Le sulfureux intermédiaire franco-libanais a affirmé avoir remis entre fin 2006 et début 2007 trois valises contenant cinq millions d’euros à Nicolas Sarkozy, alors ministre de l’Intérieur, et à son directeur de cabinet à l’époque, Claude Guéant.

« C’est une ignominie (…) J’ai rencontré M. Takieddine une fois en 2002 (et) une fois en 2003. Entre 2004 et aujourd’hui, je ne l’ai jamais reçu, ni revu », a assuré l’ancien président.

« Mes agendas ont été saisis par la justice (…) On n’a jamais trouvé la trace d’un rendez-vous entre M. Takieddine et moi ni en 2005, ni en 2006, ni en 2007 ni dans les années qui suivent », a-t-il insisté.

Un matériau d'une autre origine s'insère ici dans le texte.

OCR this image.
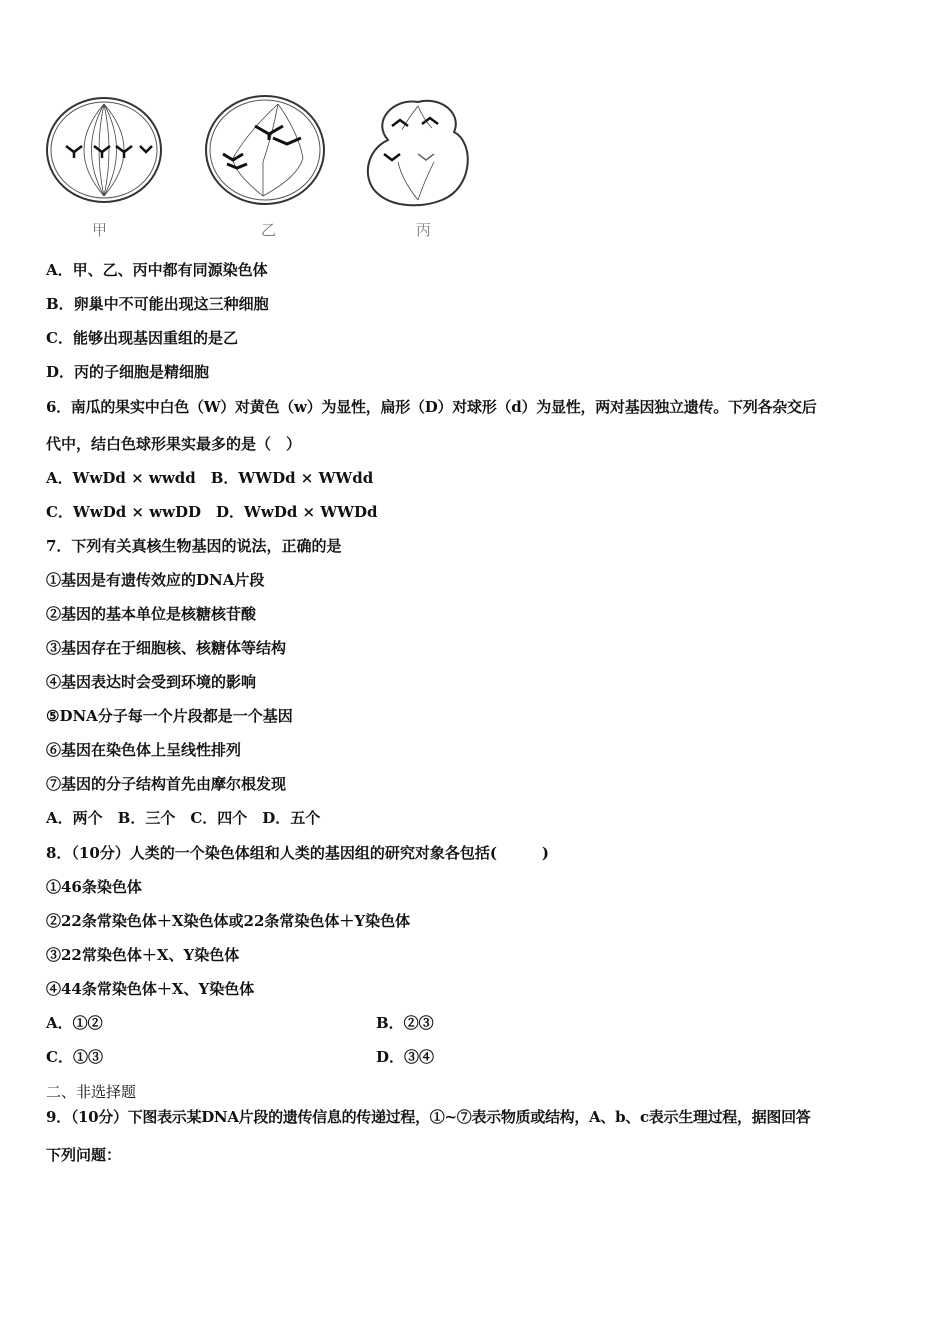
甲	乙	丙
A．甲、乙、丙中都有同源染色体
B．卵巢中不可能出现这三种细胞
C．能够出现基因重组的是乙
D．丙的子细胞是精细胞
6．南瓜的果实中白色（W）对黄色（w）为显性，扁形（D）对球形（d）为显性，两对基因独立遗传。下列各杂交后
代中，结白色球形果实最多的是（　）
A．WwDd × wwdd　B．WWDd × WWdd
C．WwDd × wwDD　D．WwDd × WWDd
7．下列有关真核生物基因的说法，正确的是
①基因是有遗传效应的DNA片段
②基因的基本单位是核糖核苷酸
③基因存在于细胞核、核糖体等结构
④基因表达时会受到环境的影响
⑤DNA分子每一个片段都是一个基因
⑥基因在染色体上呈线性排列
⑦基因的分子结构首先由摩尔根发现
A．两个　B．三个　C．四个　D．五个
8．（10分）人类的一个染色体组和人类的基因组的研究对象各包括(　　　)
①46条染色体
②22条常染色体＋X染色体或22条常染色体＋Y染色体
③22常染色体＋X、Y染色体
④44条常染色体＋X、Y染色体
A．①②	B．②③
C．①③	D．③④
二、非选择题
9．（10分）下图表示某DNA片段的遗传信息的传递过程，①~⑦表示物质或结构，A、b、c表示生理过程，据图回答
下列问题：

Ziad Takieddine a assuré lui avoir remis en mains propres une valise d’argent « autour du 27 janvier » 2007. « J’ai la preuve que le 27 janvier je n’étais pas à Paris, j’étais en Avignon » (sud de la France), tout comme les jours précédents et suivants cette date.

Autre mensonge, d’après Nicolas Sarkozy, l’homme d’affaires dit avoir rencontré Claude Guéant « dans son bureau au premier étage du ministère de l’Intérieur ». Or, le bureau du directeur de cabinet « est au rez-de-chaussée ».

Après 24 heures de garde à vue, Nicolas Sarkozy, qui avait demandé à être placé sous le statut de témoin assisté, a été inculpé mercredi soir pour « corruption passive », « financement illégal de campagne électorale » et « recel de détournement de fonds publics libyens ». L’ancien chef de l’Etat dément toutes les accusations dont il fait l’objet.

Ziad Takieddine est lui-même inculpé dans cette enquête.